Zwar ist seit dem 30. November 2002 der Ausnahmezustand auch in den beiden letzten Südostprovinzen beendet. Inzwischen ist in der Türkei des Weiteren allgemein - wie vom Bundesamt in den angefochtenen Bescheiden im Einzelnen ausgeführt - ein Reformprozess in Gang gekommen. Es gibt aber nach wie vor bei der Umsetzung dieser Reformen in die Realität erhebliche Defizite. Die Reformen haben noch nicht zu einer nachhaltige Verbesserung der Menschenrechtslage für die von den türkischen Sicherheitskräften in den Blick genommenen Personen geführt. Es kann immer noch nicht davon ausgegangen werden, dass die Türkei heute nur noch mit rechtsstaatlichen Mitteln gegen (frühere) Angehörige und Anhänger der PKK oder solche, die sie dafür hält, vorgeht. Nach wie vor kommt es zu Folter und Misshandlungen durch staatliche Kräfte, ohne dass es dem türkischen Staat bisher gelungen ist, dies wirksam zu unterbinden. Grund hierfür ist, dass sich in der Türkei verschiedene Kräfte gegenüberstehen, die nicht dieselben Interessen verfolgen. Während die türkische Regierung - jedenfalls bisher - mehr oder weniger konsequent einen Reformkurs hin zur Europäischen Union verfolgt, stehen ihr nach wie vor starke Kräfte in Justiz- und Polizeiapparat entgegen, die kein Interesse an der Einhaltung der Reformen haben, weil sie der Annäherung an die Europäische Union ohnehin feindlich gegenüberstehen (so auch VG Berlin, Urt. v. 1.3.2006 - VG 36 X 4.06 -; VG Minden, Urt. v. 28.7.2006 - 8 K 275106.A -; VG Düsseldorf - Urt. v. 28.6.2006 - 20 K 5937/04.A -, jeweils m. w. N.). Insbesondere die innenpolitische Sicherheitslage im Südosten der Türkei hat sich aber wieder verschärft. Wegen der teilweisen Wiederaufnahme des bewaffneten Kampfes durch die PKK und die dadurch ausgelösten Operationen der staatlichen Sicherheitskräfte sind auf beiden Seiten wieder Tote zu beklagen. In jüngster Zeit ist der Reformkurs ausweislich von aktuellen Presseberichten wegen der sog. Zypern-Frage und der im nächsten Jahr anstehenden Parlaments- und Präsidentschaftswahlen ohnehin ins Stocken geraten und die Europäische Union sieht die laufenden Beitrittsverhandlungen ernsthaft gefährdet. Es ist daher noch nicht ausgemacht, dass der begonnene legislative Reformprozess, der sich im Wesentlichen auf die bisherigen Bemühungen der Türkei auf Aufnahme in die Europäische Union stützt, in Zukunft konsequent fortgeführt und insbesondere auch umgesetzt wird.

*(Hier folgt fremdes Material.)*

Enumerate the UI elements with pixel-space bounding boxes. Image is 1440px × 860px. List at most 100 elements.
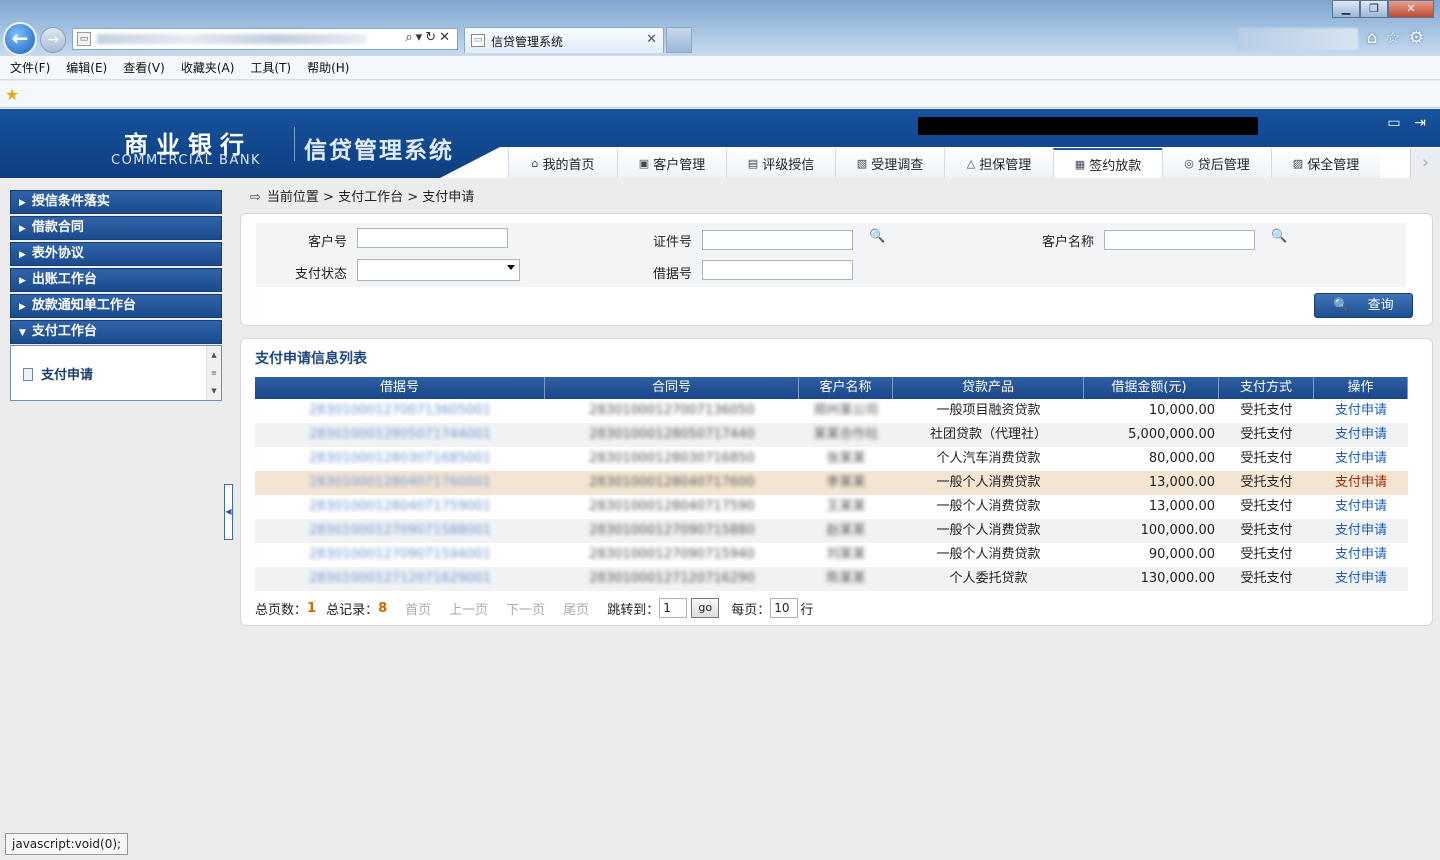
sidebar-item-4[interactable]: ▶ 放款通知单工作台 [10, 294, 222, 318]
nav-tab-6[interactable]: ◎ 贷后管理 [1162, 148, 1271, 178]
payment-apply-link[interactable]: 支付申请 [1335, 475, 1387, 490]
cell-action[interactable]: 支付申请 [1314, 447, 1408, 471]
sidebar-collapse-handle[interactable]: ◀ [224, 484, 233, 540]
menu-item-0[interactable]: 文件(F) [10, 59, 50, 76]
menu-item-4[interactable]: 工具(T) [250, 59, 291, 76]
customer-name-input[interactable] [1104, 230, 1255, 250]
address-bar[interactable]: ▭ ⌕▾↻✕ [72, 28, 458, 50]
cell-text: 28301000128040717590 [589, 499, 755, 514]
cell-action[interactable]: 支付申请 [1314, 567, 1408, 591]
cell-text: 28301000128040717600 [589, 475, 755, 490]
menu-item-2[interactable]: 查看(V) [123, 59, 165, 76]
menu-item-1[interactable]: 编辑(E) [66, 59, 107, 76]
logout-icon[interactable]: ⇥ [1412, 116, 1428, 130]
payment-apply-link[interactable]: 支付申请 [1335, 427, 1387, 442]
id-no-lookup-icon[interactable]: 🔍 [869, 229, 885, 244]
cell-action[interactable]: 支付申请 [1314, 399, 1408, 423]
sidebar-item-1[interactable]: ▶ 借款合同 [10, 216, 222, 240]
scroll-up-icon[interactable]: ▲ [207, 346, 221, 364]
column-header-4[interactable]: 借据金额(元) [1084, 377, 1219, 399]
last-page-link[interactable]: 尾页 [563, 599, 589, 618]
search-icon[interactable]: ⌕ [405, 30, 415, 45]
menu-item-3[interactable]: 收藏夹(A) [181, 59, 235, 76]
refresh-icon[interactable]: ↻ [425, 30, 439, 45]
back-button[interactable]: ← [3, 22, 37, 56]
cell-action[interactable]: 支付申请 [1314, 495, 1408, 519]
query-button[interactable]: 🔍 查询 [1314, 293, 1413, 318]
home-icon[interactable]: ⌂ [1367, 28, 1386, 48]
sidebar-item-0[interactable]: ▶ 授信条件落实 [10, 190, 222, 214]
cell-action[interactable]: 支付申请 [1314, 519, 1408, 543]
scroll-down-icon[interactable]: ▼ [207, 382, 221, 400]
column-header-6[interactable]: 操作 [1314, 377, 1408, 399]
payment-apply-link[interactable]: 支付申请 [1335, 523, 1387, 538]
nav-tab-0[interactable]: ⌂ 我的首页 [508, 148, 617, 178]
scroll-thumb[interactable]: ≡ [207, 364, 221, 382]
jump-page-input[interactable]: 1 [659, 598, 688, 618]
column-header-3[interactable]: 贷款产品 [893, 377, 1084, 399]
compat-icon[interactable]: ▾ [416, 30, 426, 45]
new-tab-button[interactable] [666, 27, 692, 53]
gear-icon[interactable]: ⚙ [1409, 28, 1432, 48]
column-header-1[interactable]: 合同号 [545, 377, 799, 399]
column-header-0[interactable]: 借据号 [255, 377, 545, 399]
table-row[interactable]: 2830100012804071760001 283010001280407176… [255, 471, 1408, 495]
cell-action[interactable]: 支付申请 [1314, 471, 1408, 495]
payment-apply-link[interactable]: 支付申请 [1335, 451, 1387, 466]
tab-close-icon[interactable]: ✕ [646, 32, 657, 47]
nav-tab-1[interactable]: ▣ 客户管理 [617, 148, 726, 178]
query-button-label: 查询 [1367, 298, 1394, 313]
add-favorite-icon[interactable]: ★ [5, 85, 19, 104]
go-button[interactable]: go [691, 598, 720, 618]
per-page-input[interactable]: 10 [770, 598, 799, 618]
customer-name-lookup-icon[interactable]: 🔍 [1271, 229, 1287, 244]
main-nav: ⌂ 我的首页 ▣ 客户管理 ▤ 评级授信 ▧ 受理调查 △ 担保管理 ▦ 签约放款 ◎ 贷后管理 ▨ 保全管理 [508, 148, 1380, 178]
forward-button[interactable]: → [40, 27, 66, 53]
prev-page-link[interactable]: 上一页 [449, 599, 488, 618]
table-row[interactable]: 2830100012803071685001 283010001280307168… [255, 447, 1408, 471]
cell-text: 100,000.00 [1140, 523, 1215, 538]
close-button[interactable]: ✕ [1388, 0, 1434, 18]
sidebar-scrollbar[interactable]: ▲ ≡ ▼ [206, 346, 221, 400]
sidebar-item-3[interactable]: ▶ 出账工作台 [10, 268, 222, 292]
payment-apply-link[interactable]: 支付申请 [1335, 499, 1387, 514]
payment-apply-link[interactable]: 支付申请 [1335, 403, 1387, 418]
minimize-button[interactable]: ▁ [1332, 0, 1360, 18]
nav-tab-2[interactable]: ▤ 评级授信 [726, 148, 835, 178]
redacted-user-info [918, 117, 1258, 135]
column-header-5[interactable]: 支付方式 [1219, 377, 1314, 399]
favorites-icon[interactable]: ☆ [1386, 28, 1409, 48]
sidebar-item-5[interactable]: ▼ 支付工作台 [10, 320, 222, 344]
id-no-input[interactable] [702, 230, 853, 250]
payment-apply-link[interactable]: 支付申请 [1335, 547, 1387, 562]
customer-no-input[interactable] [357, 228, 508, 248]
table-row[interactable]: 2830100012709071594001 283010001270907159… [255, 543, 1408, 567]
stop-icon[interactable]: ✕ [439, 30, 453, 45]
pay-status-select[interactable] [357, 259, 520, 281]
receipt-no-input[interactable] [702, 260, 853, 280]
cell-action[interactable]: 支付申请 [1314, 543, 1408, 567]
table-row[interactable]: 2830100012709071588001 283010001270907158… [255, 519, 1408, 543]
sidebar-subitem-payment-apply[interactable]: 支付申请 [23, 364, 93, 383]
maximize-button[interactable]: ❐ [1360, 0, 1388, 18]
sidebar-item-2[interactable]: ▶ 表外协议 [10, 242, 222, 266]
cell-action[interactable]: 支付申请 [1314, 423, 1408, 447]
nav-tab-5[interactable]: ▦ 签约放款 [1053, 148, 1162, 178]
nav-scroll-right-icon[interactable]: › [1410, 148, 1440, 178]
browser-tab[interactable]: ▭ 信贷管理系统 ✕ [464, 27, 664, 53]
table-row[interactable]: 2830100012804071759001 283010001280407175… [255, 495, 1408, 519]
payment-apply-link[interactable]: 支付申请 [1335, 571, 1387, 586]
nav-tab-4[interactable]: △ 担保管理 [944, 148, 1053, 178]
table-row[interactable]: 2830100012700713605001 283010001270071360… [255, 399, 1408, 423]
next-page-link[interactable]: 下一页 [506, 599, 545, 618]
logo-divider [294, 127, 295, 161]
column-header-2[interactable]: 客户名称 [799, 377, 893, 399]
nav-tab-3[interactable]: ▧ 受理调查 [835, 148, 944, 178]
monitor-icon[interactable]: ▭ [1386, 116, 1402, 130]
first-page-link[interactable]: 首页 [405, 599, 431, 618]
table-row[interactable]: 2830100012805071744001 283010001280507174… [255, 423, 1408, 447]
menu-item-5[interactable]: 帮助(H) [307, 59, 349, 76]
table-row[interactable]: 2830100012712071629001 283010001271207162… [255, 567, 1408, 591]
nav-tab-7[interactable]: ▨ 保全管理 [1271, 148, 1380, 178]
address-actions[interactable]: ⌕▾↻✕ [405, 30, 453, 45]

Auch wenn nicht davon ausgegangen werden kann, dass jeder Rückkehrer, der seinerzeit vorverfolgt aus der Türkei ausgereist ist, erneut mit asyl- und abschiebungsschutzrelevanten Repressalien zu rechnen hat, so kann jedoch nicht angenommen werden, der Kläger zu 1. gehöre im Fall seiner Rückkehr in die Türkei zu dem Personenkreis, bei dem eine Wiederholung der für die Flucht maßgeblichen Verfolgungsmaßnahmen auf absehbare Zeit mit hinreichender Sicherheit ausgeschlossen ist. Er ist seinerzeit von den türkischen Sicherheitskräften in seiner Heimatregion drangsaliert worden, weil gerade er wegen bestimmter individueller Aktivitäten oder Merkmale aufgefallen und verstärkt in das Blickfeld der Sicherheitskräfte geraten war. Diese Verdachtsmomente bestanden auch nach seiner Ausreise fort, sodass im Zeitpunkt des Urteils des Verwaltungsgerichts im Mai 1999 von einer fortbestehenden Gefährdungslage ohne inländische Fluchtalternative auszugehen war. Es ist nach dem oben Gesagten nicht ersichtlich, dass im gegenwärtigen Zeitpunkt diese Einschätzung wegen gravierend und nachhaltig geänderter Umstände nicht mehr gilt.